COM Structured Storage

Last updated

COM Structured Storage (variously also known as COM structured storage or OLE structured storage) is a technology developed by Microsoft as part of its Windows operating system for storing hierarchical data within a single file. Strictly speaking, the term structured storage refers to a set of COM interfaces that a conforming implementation must provide, and not to a specific implementation, nor to a specific file format (in fact, a structured storage implementation need not store its data in a file at all). In addition to providing a hierarchical structure for data, structured storage may also provide a limited form of transactional support for data access. Microsoft provides an implementation that supports transactions, as well as one that does not (called simple-mode storage, the latter implementation is limited in other ways as well, although it performs better).

Contents

Structured storage is widely used in Microsoft Office applications, although newer releases (starting with Office 2007) use the XML-based Office Open XML by default. It is also an important part of both COM and the related Object Linking and Embedding (OLE) technologies. Other notable applications of structured storage include SQL Server, the Windows shell, and many third-party CAD programs.

Motivation

Structured storage addresses some inherent difficulties of storing multiple data objects within a single file.
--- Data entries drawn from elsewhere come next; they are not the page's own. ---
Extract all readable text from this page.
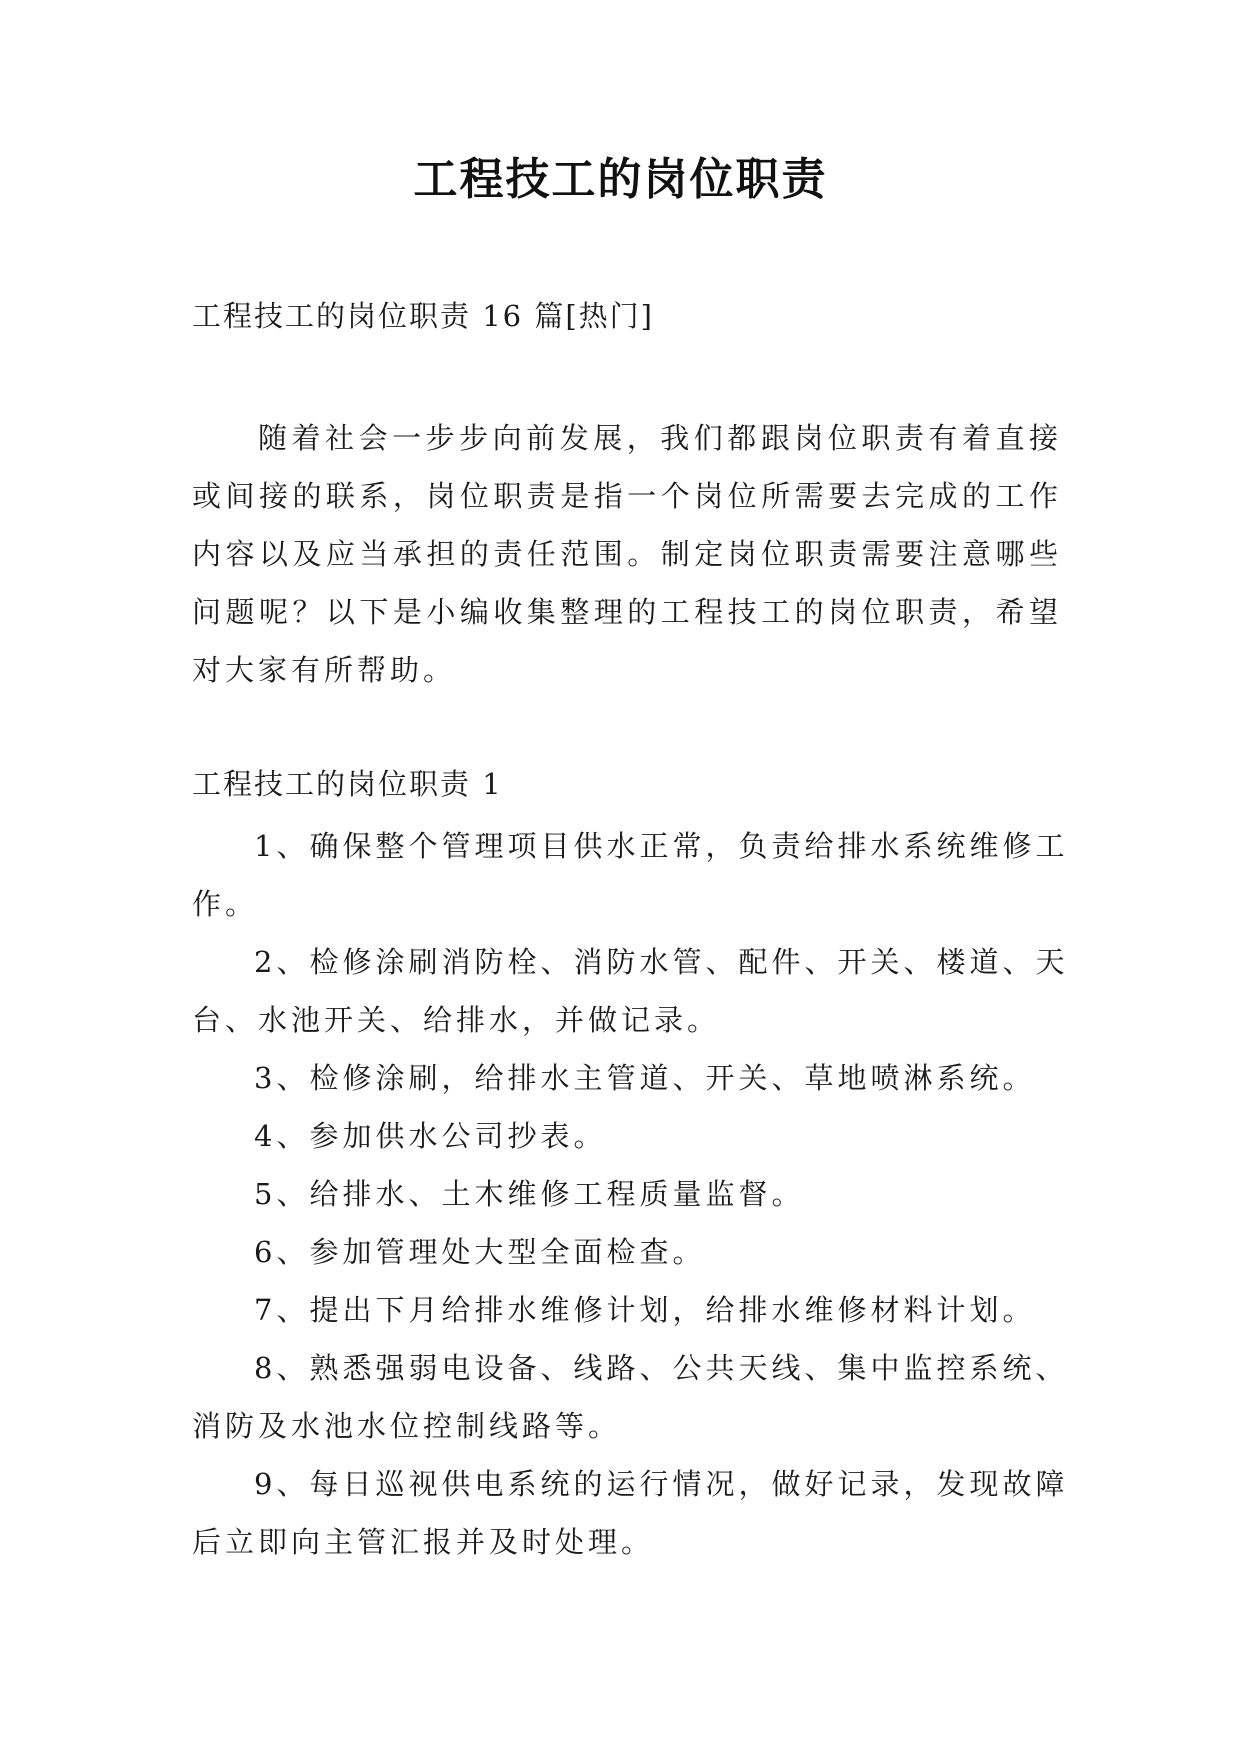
工程技工的岗位职责
工程技工的岗位职责 16 篇[热门]

随着社会一步步向前发展，我们都跟岗位职责有着直接或间接的联系，岗位职责是指一个岗位所需要去完成的工作内容以及应当承担的责任范围。制定岗位职责需要注意哪些问题呢？以下是小编收集整理的工程技工的岗位职责，希望对大家有所帮助。

工程技工的岗位职责 1

1、确保整个管理项目供水正常，负责给排水系统维修工作。

2、检修涂刷消防栓、消防水管、配件、开关、楼道、天台、水池开关、给排水，并做记录。

3、检修涂刷，给排水主管道、开关、草地喷淋系统。

4、参加供水公司抄表。

5、给排水、土木维修工程质量监督。

6、参加管理处大型全面检查。

7、提出下月给排水维修计划，给排水维修材料计划。

8、熟悉强弱电设备、线路、公共天线、集中监控系统、消防及水池水位控制线路等。

9、每日巡视供电系统的运行情况，做好记录，发现故障后立即向主管汇报并及时处理。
One difficulty arises when an object persisted in the file changes in size due to an update. If the application that is reading/writing the file expects the objects in the file to remain in a certain order, everything following that object's representation in the file may need to be shifted backward to make room if the object grows, or forward to fill in the space left over if the object shrinks. If the file is large, this could result in a costly operation. Of course, there are many possible solutions to this difficulty, but often the application programmer does not want to deal with low level details such as binary file formats.

Structured storage provides an abstraction known as a stream, represented by the interface IStream. A stream is conceptually very similar to a file, and the IStream interface provides methods for reading and writing similar to file input/output. A stream could reside in memory, within a file, within another stream, etc., depending on the implementation. Another important abstraction is that of a storage, represented by the interface IStorage. A storage is conceptually very similar to a directory on a file system. Storages can contain streams, as well as other storages.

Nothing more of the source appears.